High-unmet-need indications. In settings where disease severity is high and alternatives are scarce, payers continue to accept premium pricing and rapid uptake, even in small markets or specialized oncology areas. These situations also typically face less pressure from generics and slower competitive entry.
Given IRA-driven constraints on commercial timelines, the strength of IP and clarity of development risk now play a larger role in investment decisions. Our emphasis is on programs that prioritize:
Strong composition-of-matter (CoM) patents, tightly written and filed early;
Credible biochemical and clinical differentiation (potency, safety, durability, or breadth);
Scalable CMC and tractable synthesis, supporting efficient cost of goods and global pricing strategy;
A disciplined indication path that maximizes commercial-payer exposure and avoids Medicare-heavy populations or crowded mechanistic areas.
For founders building preclinical small-molecule therapeutics, the implications are direct:
Prioritize IP early. A strong CoM patent coupled with well-supported MoA-based claims significantly increases optionality, exit value, and partnership interest. Think of IP as a core asset rather than an afterthought.
Demonstrate meaningful differentiation quickly. Investors need to see why your molecule will not simply be another entrant vulnerable to generic erosion or fast-followers, but rather a defensible asset superior potency, safety, durability, or breadth.
Choose indications strategically. Instead of engineering a hammer and then looking for a nail, target indications where the commercial math works from day one: broad reach across large or expanding patient populations, low Medicare exposure, and strong lifecycle leverage.
By aligning molecular differentiation, IP strength, and indication strategy with the evolving reimbursement landscape, founders can continue to build highly investable small-molecule companies, even in a compressed policy environment.
Conclusion
Developing small-molecule therapeutics was once a relatively predictable exercise: compelling biology, clean CMC, a well-designed early-stage trial, and sufficient capital to reach first-in-human data. The IRA has fundamentally reshaped that reality. Exclusivity windows are shorter, pricing pressure is more acute, and large pharma—increasingly sourcing high-quality molecules at low cost from China—has become far more selective about which assets merit downstream investment.
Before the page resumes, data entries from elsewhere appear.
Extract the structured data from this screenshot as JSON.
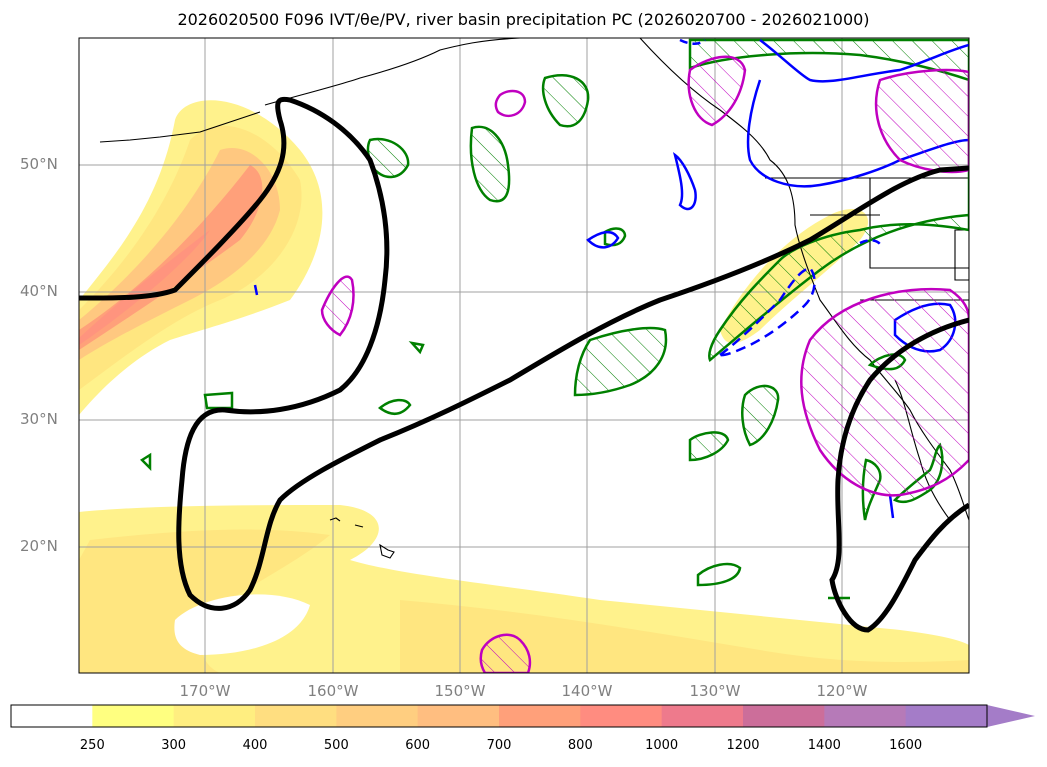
{
  "title": "2026020500 F096 IVT/θe/PV, river basin precipitation PC (2026020700 - 2026021000)",
  "lat_labels": [
    "50°N",
    "40°N",
    "30°N",
    "20°N"
  ],
  "lon_labels": [
    "170°W",
    "160°W",
    "150°W",
    "140°W",
    "130°W",
    "120°W"
  ],
  "colorbar": {
    "levels": [
      "250",
      "300",
      "400",
      "500",
      "600",
      "700",
      "800",
      "1000",
      "1200",
      "1400",
      "1600"
    ],
    "colors": [
      "#ffffff",
      "#ffff80",
      "#ffee80",
      "#ffde80",
      "#ffce80",
      "#ffbe80",
      "#ffa07a",
      "#ff8c80",
      "#ee7a8c",
      "#cc6e9a",
      "#b67ab8",
      "#a47cc8"
    ]
  },
  "colors": {
    "ivt_fill_light": "#fff28c",
    "ivt_fill_mid": "#ffd880",
    "ivt_fill_dark": "#ff9880",
    "theta_e_contour": "#000000",
    "pv_green": "#008000",
    "pv_blue": "#0000ff",
    "precip_magenta": "#c000c0"
  }
}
At the same time, the scientific and technological tailwinds are equally profound. Advances in computational chemistry, high-throughput design-make-test-analyze platforms, and modern commercial analytics now allow founders to build clinical differentiation and commercial defensibility into their molecules from day zero. Scientific insight can be directly coupled to market intelligence, enabling precise patient segmentation, competitive positioning, and lifecycle strategy long before a program approaches IND readiness.
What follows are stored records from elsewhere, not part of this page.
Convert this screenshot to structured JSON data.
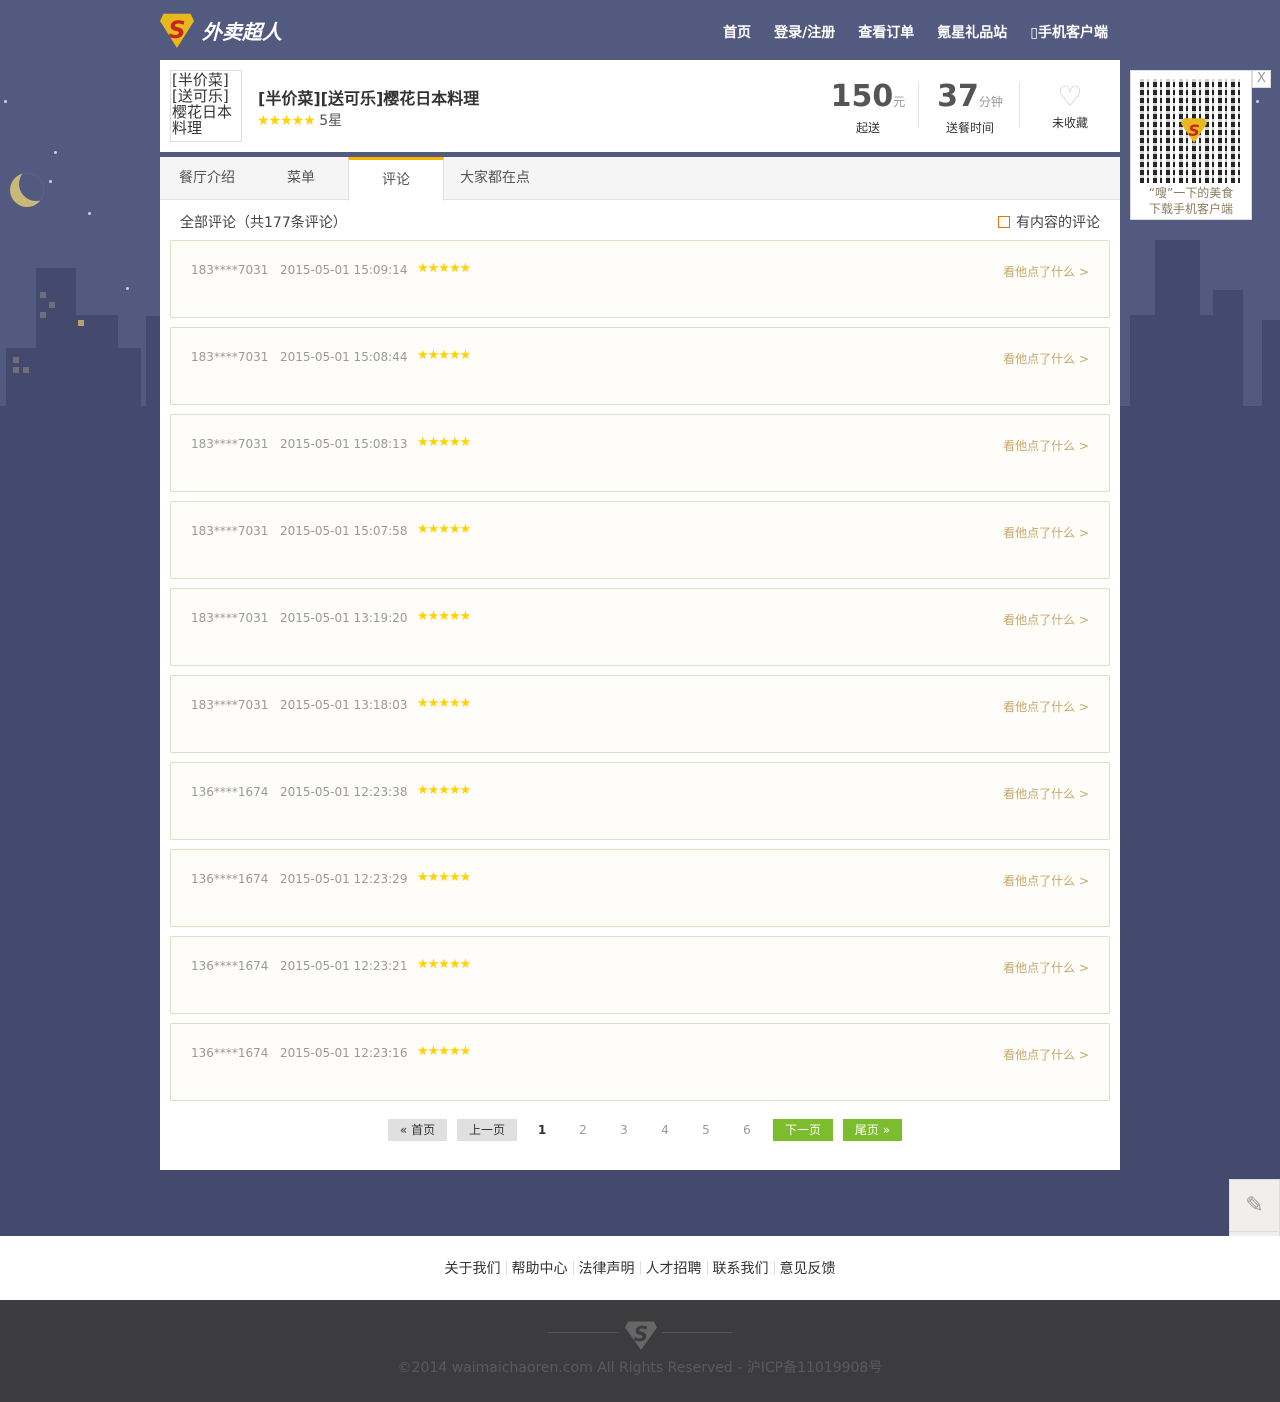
{
  "header": {
    "brand": "外卖超人",
    "nav": [
      "首页",
      "登录/注册",
      "查看订单",
      "氪星礼品站",
      "手机客户端"
    ]
  },
  "restaurant": {
    "image_alt": "[半价菜][送可乐]樱花日本料理",
    "name": "[半价菜][送可乐]樱花日本料理",
    "stars": "★★★★★",
    "rating": "5星",
    "min_order": {
      "value": "150",
      "unit": "元",
      "label": "起送"
    },
    "delivery_time": {
      "value": "37",
      "unit": "分钟",
      "label": "送餐时间"
    },
    "favorite": {
      "label": "未收藏",
      "icon": "heart-outline-icon"
    }
  },
  "tabs": [
    {
      "label": "餐厅介绍"
    },
    {
      "label": "菜单"
    },
    {
      "label": "评论",
      "active": true
    },
    {
      "label": "大家都在点"
    }
  ],
  "reviews_summary": "全部评论（共177条评论）",
  "filter_label": "有内容的评论",
  "reviews": [
    {
      "user": "183****7031",
      "time": "2015-05-01 15:09:14",
      "stars": "★★★★★",
      "link": "看他点了什么 >"
    },
    {
      "user": "183****7031",
      "time": "2015-05-01 15:08:44",
      "stars": "★★★★★",
      "link": "看他点了什么 >"
    },
    {
      "user": "183****7031",
      "time": "2015-05-01 15:08:13",
      "stars": "★★★★★",
      "link": "看他点了什么 >"
    },
    {
      "user": "183****7031",
      "time": "2015-05-01 15:07:58",
      "stars": "★★★★★",
      "link": "看他点了什么 >"
    },
    {
      "user": "183****7031",
      "time": "2015-05-01 13:19:20",
      "stars": "★★★★★",
      "link": "看他点了什么 >"
    },
    {
      "user": "183****7031",
      "time": "2015-05-01 13:18:03",
      "stars": "★★★★★",
      "link": "看他点了什么 >"
    },
    {
      "user": "136****1674",
      "time": "2015-05-01 12:23:38",
      "stars": "★★★★★",
      "link": "看他点了什么 >"
    },
    {
      "user": "136****1674",
      "time": "2015-05-01 12:23:29",
      "stars": "★★★★★",
      "link": "看他点了什么 >"
    },
    {
      "user": "136****1674",
      "time": "2015-05-01 12:23:21",
      "stars": "★★★★★",
      "link": "看他点了什么 >"
    },
    {
      "user": "136****1674",
      "time": "2015-05-01 12:23:16",
      "stars": "★★★★★",
      "link": "看他点了什么 >"
    }
  ],
  "pager": {
    "first": "« 首页",
    "prev": "上一页",
    "pages": [
      "1",
      "2",
      "3",
      "4",
      "5",
      "6"
    ],
    "current": "1",
    "next": "下一页",
    "last": "尾页 »"
  },
  "qr": {
    "line1": "“嗖”一下的美食",
    "line2": "下载手机客户端",
    "close": "X"
  },
  "footer": {
    "links": [
      "关于我们",
      "帮助中心",
      "法律声明",
      "人才招聘",
      "联系我们",
      "意见反馈"
    ],
    "copyright": "©2014 waimaichaoren.com All Rights Reserved - 沪ICP备11019908号"
  },
  "colors": {
    "bg": "#525a80",
    "accent_green": "#7cbd2d",
    "tab_accent": "#f7b500",
    "star": "#ffd200"
  }
}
In this post-IRA landscape, small-molecule programs succeed not through incremental optimization, but through intentional design. The companies that rise above the noise and secure meaningful venture or pharma engagement are those that embed market alignment, early commercial rationale, and a credible path to durable differentiation directly into their development plans. Increasingly, that means founders are designing reimbursement-aware molecules from the Seed-stage onwards, anticipating access dynamics, payer behavior, and competitive value equations long before entering the clinic. In a constrained biotech environment with a narrower margin for error, only small-molecule programs built on this integrated scientific, development, and economic foundation will earn lasting conviction from investors and partners.